Ragil membeberkan sejumlah pihak sejatinya tetap diperbolehkan untuk memanfaatkan kayu Ulin meski memiliki status dilindungi. Namun, dia berkata dengan status perlindungan diharapkan menjadi perhatian lebih bagi semua pihak dalam upaya pemanfaatan, pengawetan, dan perlindungannya.
“Sekarang kalau sudah tidak dilindungi, sedangkan kebutuhan kayu itu tinggi serta ekspliotasi terus terjadi, akan seperti apa keberadaannya ke depan? Itulah kenapa KLHK harusnya mencabut peraturan itu,” ujarnya.
“Dan lebih penting lagi merumuskan upaya konservasinya (melalui pengesahan dan penerapan RSRAK pohon langka). Bukan malah mengeluarkan dari daftar dilindungi,” ujar Ragil.
Di sisi lain, Ragil membeberkan terbitnya Permen LHK P.106/2018 menguntungkan pengusaha. Sebab, dia berkata penebangan pohon Ulin semakin intensif, baik secara legal atau ilegal.
“Ini kesempatan, mumpung, mungkin pikir mereka begitu. Secara pribadi saya tidak memiliki datanya. Namun ada beberapa kolega yang mengumpulkan fakta-fakta itu di lapangan,” ujar Ragil.
Ragil membeberkan penebangan pohon Ulin untuk diambil kayunya bukan hanya berdampak lingkungan. akan tetapi, dia berkata hal itu juga menyebabkan sumber daya genetik Indonesia berkurang atau bahkan hilang.
“Bisa juga itu berimbas pada dampak budaya atau sosial,” ujarnya.

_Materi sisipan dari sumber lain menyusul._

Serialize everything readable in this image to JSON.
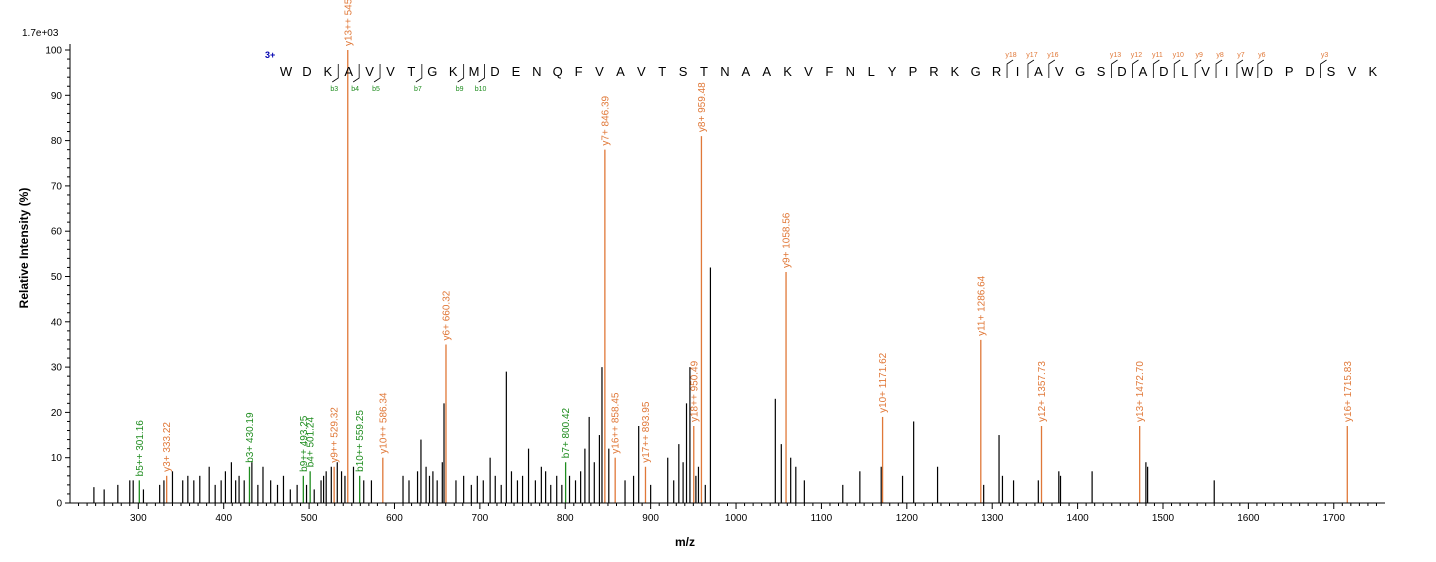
{
  "chart_data": {
    "type": "bar",
    "scale_label": "1.7e+03",
    "xlabel": "m/z",
    "ylabel": "Relative   Intensity (%)",
    "xlim": [
      220,
      1760
    ],
    "ylim": [
      0,
      100
    ],
    "x_ticks": [
      300,
      400,
      500,
      600,
      700,
      800,
      900,
      1000,
      1100,
      1200,
      1300,
      1400,
      1500,
      1600,
      1700
    ],
    "y_ticks": [
      0,
      10,
      20,
      30,
      40,
      50,
      60,
      70,
      80,
      90,
      100
    ],
    "colors": {
      "y_ion": "#E07838",
      "b_ion": "#1E8C1E",
      "unassigned": "#000000",
      "charge": "#0000B0"
    },
    "precursor_charge": "3+",
    "sequence": [
      "W",
      "D",
      "K",
      "A",
      "V",
      "V",
      "T",
      "G",
      "K",
      "M",
      "D",
      "E",
      "N",
      "Q",
      "F",
      "V",
      "A",
      "V",
      "T",
      "S",
      "T",
      "N",
      "A",
      "A",
      "K",
      "V",
      "F",
      "N",
      "L",
      "Y",
      "P",
      "R",
      "K",
      "G",
      "R",
      "I",
      "A",
      "V",
      "G",
      "S",
      "D",
      "A",
      "D",
      "L",
      "V",
      "I",
      "W",
      "D",
      "P",
      "D",
      "S",
      "V",
      "K"
    ],
    "b_marks": [
      {
        "n": 3,
        "label": "b3"
      },
      {
        "n": 4,
        "label": "b4"
      },
      {
        "n": 5,
        "label": "b5"
      },
      {
        "n": 7,
        "label": "b7"
      },
      {
        "n": 9,
        "label": "b9"
      },
      {
        "n": 10,
        "label": "b10"
      }
    ],
    "y_marks": [
      {
        "n": 18,
        "label": "y18"
      },
      {
        "n": 17,
        "label": "y17"
      },
      {
        "n": 16,
        "label": "y16"
      },
      {
        "n": 13,
        "label": "y13"
      },
      {
        "n": 12,
        "label": "y12"
      },
      {
        "n": 11,
        "label": "y11"
      },
      {
        "n": 10,
        "label": "y10"
      },
      {
        "n": 9,
        "label": "y9"
      },
      {
        "n": 8,
        "label": "y8"
      },
      {
        "n": 7,
        "label": "y7"
      },
      {
        "n": 6,
        "label": "y6"
      },
      {
        "n": 3,
        "label": "y3"
      }
    ],
    "annotated_peaks": [
      {
        "mz": 301.16,
        "intensity": 5,
        "ion": "b",
        "label": "b5++ 301.16"
      },
      {
        "mz": 333.22,
        "intensity": 6,
        "ion": "y",
        "label": "y3+ 333.22"
      },
      {
        "mz": 430.19,
        "intensity": 8,
        "ion": "b",
        "label": "b3+ 430.19"
      },
      {
        "mz": 493.25,
        "intensity": 6,
        "ion": "b",
        "label": "b9++ 493.25"
      },
      {
        "mz": 501.24,
        "intensity": 7,
        "ion": "b",
        "label": "b4+ 501.24"
      },
      {
        "mz": 529.32,
        "intensity": 8,
        "ion": "y",
        "label": "y9++ 529.32"
      },
      {
        "mz": 545.29,
        "intensity": 100,
        "ion": "y",
        "label": "y13++ 545.29"
      },
      {
        "mz": 559.25,
        "intensity": 6,
        "ion": "b",
        "label": "b10++ 559.25"
      },
      {
        "mz": 586.34,
        "intensity": 10,
        "ion": "y",
        "label": "y10++ 586.34"
      },
      {
        "mz": 660.32,
        "intensity": 35,
        "ion": "y",
        "label": "y6+ 660.32"
      },
      {
        "mz": 800.42,
        "intensity": 9,
        "ion": "b",
        "label": "b7+ 800.42"
      },
      {
        "mz": 846.39,
        "intensity": 78,
        "ion": "y",
        "label": "y7+ 846.39"
      },
      {
        "mz": 858.45,
        "intensity": 10,
        "ion": "y",
        "label": "y16++ 858.45"
      },
      {
        "mz": 893.95,
        "intensity": 8,
        "ion": "y",
        "label": "y17++ 893.95"
      },
      {
        "mz": 950.49,
        "intensity": 17,
        "ion": "y",
        "label": "y18++ 950.49"
      },
      {
        "mz": 959.48,
        "intensity": 81,
        "ion": "y",
        "label": "y8+ 959.48"
      },
      {
        "mz": 1058.56,
        "intensity": 51,
        "ion": "y",
        "label": "y9+ 1058.56"
      },
      {
        "mz": 1171.62,
        "intensity": 19,
        "ion": "y",
        "label": "y10+ 1171.62"
      },
      {
        "mz": 1286.64,
        "intensity": 36,
        "ion": "y",
        "label": "y11+ 1286.64"
      },
      {
        "mz": 1357.73,
        "intensity": 17,
        "ion": "y",
        "label": "y12+ 1357.73"
      },
      {
        "mz": 1472.7,
        "intensity": 17,
        "ion": "y",
        "label": "y13+ 1472.70"
      },
      {
        "mz": 1715.83,
        "intensity": 17,
        "ion": "y",
        "label": "y16+ 1715.83"
      }
    ],
    "unassigned_peaks": [
      {
        "mz": 248,
        "intensity": 3.5
      },
      {
        "mz": 260,
        "intensity": 3
      },
      {
        "mz": 276,
        "intensity": 4
      },
      {
        "mz": 290,
        "intensity": 5
      },
      {
        "mz": 294,
        "intensity": 5
      },
      {
        "mz": 306,
        "intensity": 3
      },
      {
        "mz": 325,
        "intensity": 4
      },
      {
        "mz": 330,
        "intensity": 5
      },
      {
        "mz": 340,
        "intensity": 7
      },
      {
        "mz": 352,
        "intensity": 5
      },
      {
        "mz": 358,
        "intensity": 6
      },
      {
        "mz": 365,
        "intensity": 5
      },
      {
        "mz": 372,
        "intensity": 6
      },
      {
        "mz": 383,
        "intensity": 8
      },
      {
        "mz": 390,
        "intensity": 4
      },
      {
        "mz": 397,
        "intensity": 5
      },
      {
        "mz": 402,
        "intensity": 7
      },
      {
        "mz": 409,
        "intensity": 9
      },
      {
        "mz": 414,
        "intensity": 5
      },
      {
        "mz": 418,
        "intensity": 6
      },
      {
        "mz": 424,
        "intensity": 5
      },
      {
        "mz": 433,
        "intensity": 9
      },
      {
        "mz": 440,
        "intensity": 4
      },
      {
        "mz": 446,
        "intensity": 8
      },
      {
        "mz": 455,
        "intensity": 5
      },
      {
        "mz": 463,
        "intensity": 4
      },
      {
        "mz": 470,
        "intensity": 6
      },
      {
        "mz": 478,
        "intensity": 3
      },
      {
        "mz": 486,
        "intensity": 4
      },
      {
        "mz": 497,
        "intensity": 4
      },
      {
        "mz": 506,
        "intensity": 3
      },
      {
        "mz": 514,
        "intensity": 5
      },
      {
        "mz": 517,
        "intensity": 6
      },
      {
        "mz": 520,
        "intensity": 7
      },
      {
        "mz": 526,
        "intensity": 8
      },
      {
        "mz": 533,
        "intensity": 9
      },
      {
        "mz": 538,
        "intensity": 7
      },
      {
        "mz": 542,
        "intensity": 6
      },
      {
        "mz": 552,
        "intensity": 8
      },
      {
        "mz": 564,
        "intensity": 5
      },
      {
        "mz": 573,
        "intensity": 5
      },
      {
        "mz": 610,
        "intensity": 6
      },
      {
        "mz": 617,
        "intensity": 5
      },
      {
        "mz": 627,
        "intensity": 7
      },
      {
        "mz": 631,
        "intensity": 14
      },
      {
        "mz": 637,
        "intensity": 8
      },
      {
        "mz": 641,
        "intensity": 6
      },
      {
        "mz": 645,
        "intensity": 7
      },
      {
        "mz": 650,
        "intensity": 5
      },
      {
        "mz": 656,
        "intensity": 9
      },
      {
        "mz": 658,
        "intensity": 22
      },
      {
        "mz": 672,
        "intensity": 5
      },
      {
        "mz": 681,
        "intensity": 6
      },
      {
        "mz": 690,
        "intensity": 4
      },
      {
        "mz": 697,
        "intensity": 6
      },
      {
        "mz": 704,
        "intensity": 5
      },
      {
        "mz": 712,
        "intensity": 10
      },
      {
        "mz": 718,
        "intensity": 6
      },
      {
        "mz": 725,
        "intensity": 4
      },
      {
        "mz": 731,
        "intensity": 29
      },
      {
        "mz": 737,
        "intensity": 7
      },
      {
        "mz": 744,
        "intensity": 5
      },
      {
        "mz": 750,
        "intensity": 6
      },
      {
        "mz": 757,
        "intensity": 12
      },
      {
        "mz": 765,
        "intensity": 5
      },
      {
        "mz": 772,
        "intensity": 8
      },
      {
        "mz": 777,
        "intensity": 7
      },
      {
        "mz": 783,
        "intensity": 4
      },
      {
        "mz": 790,
        "intensity": 6
      },
      {
        "mz": 796,
        "intensity": 4
      },
      {
        "mz": 805,
        "intensity": 6
      },
      {
        "mz": 812,
        "intensity": 5
      },
      {
        "mz": 818,
        "intensity": 7
      },
      {
        "mz": 823,
        "intensity": 12
      },
      {
        "mz": 828,
        "intensity": 19
      },
      {
        "mz": 834,
        "intensity": 9
      },
      {
        "mz": 840,
        "intensity": 15
      },
      {
        "mz": 843,
        "intensity": 30
      },
      {
        "mz": 851,
        "intensity": 12
      },
      {
        "mz": 870,
        "intensity": 5
      },
      {
        "mz": 880,
        "intensity": 6
      },
      {
        "mz": 886,
        "intensity": 17
      },
      {
        "mz": 900,
        "intensity": 4
      },
      {
        "mz": 920,
        "intensity": 10
      },
      {
        "mz": 927,
        "intensity": 5
      },
      {
        "mz": 933,
        "intensity": 13
      },
      {
        "mz": 938,
        "intensity": 9
      },
      {
        "mz": 942,
        "intensity": 22
      },
      {
        "mz": 946,
        "intensity": 30
      },
      {
        "mz": 953,
        "intensity": 6
      },
      {
        "mz": 956,
        "intensity": 8
      },
      {
        "mz": 964,
        "intensity": 4
      },
      {
        "mz": 970,
        "intensity": 52
      },
      {
        "mz": 1046,
        "intensity": 23
      },
      {
        "mz": 1053,
        "intensity": 13
      },
      {
        "mz": 1064,
        "intensity": 10
      },
      {
        "mz": 1070,
        "intensity": 8
      },
      {
        "mz": 1080,
        "intensity": 5
      },
      {
        "mz": 1125,
        "intensity": 4
      },
      {
        "mz": 1145,
        "intensity": 7
      },
      {
        "mz": 1170,
        "intensity": 8
      },
      {
        "mz": 1195,
        "intensity": 6
      },
      {
        "mz": 1208,
        "intensity": 18
      },
      {
        "mz": 1236,
        "intensity": 8
      },
      {
        "mz": 1290,
        "intensity": 4
      },
      {
        "mz": 1308,
        "intensity": 15
      },
      {
        "mz": 1312,
        "intensity": 6
      },
      {
        "mz": 1325,
        "intensity": 5
      },
      {
        "mz": 1354,
        "intensity": 5
      },
      {
        "mz": 1378,
        "intensity": 7
      },
      {
        "mz": 1380,
        "intensity": 6
      },
      {
        "mz": 1417,
        "intensity": 7
      },
      {
        "mz": 1480,
        "intensity": 9
      },
      {
        "mz": 1482,
        "intensity": 8
      },
      {
        "mz": 1560,
        "intensity": 5
      }
    ]
  }
}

Lebih dari itu, Ragil mengaku belum dapat memastikan langkah lanjutan jika Siti Nurbaya enggan merevisi kebijakan yang dibuatnya. Namun, dia berharap KLHK atau pihak terkait bisa membuka diskusi publik untuk memperjelas dasar-dasar kebijakan tersebut, terutama dengan melibatkan LIPI sebagai scientific authority.
Demikian berita ini dikutip dari CNNINDONESIA.COM untuk dapat kami sampaikan kepada pembaca sekalian.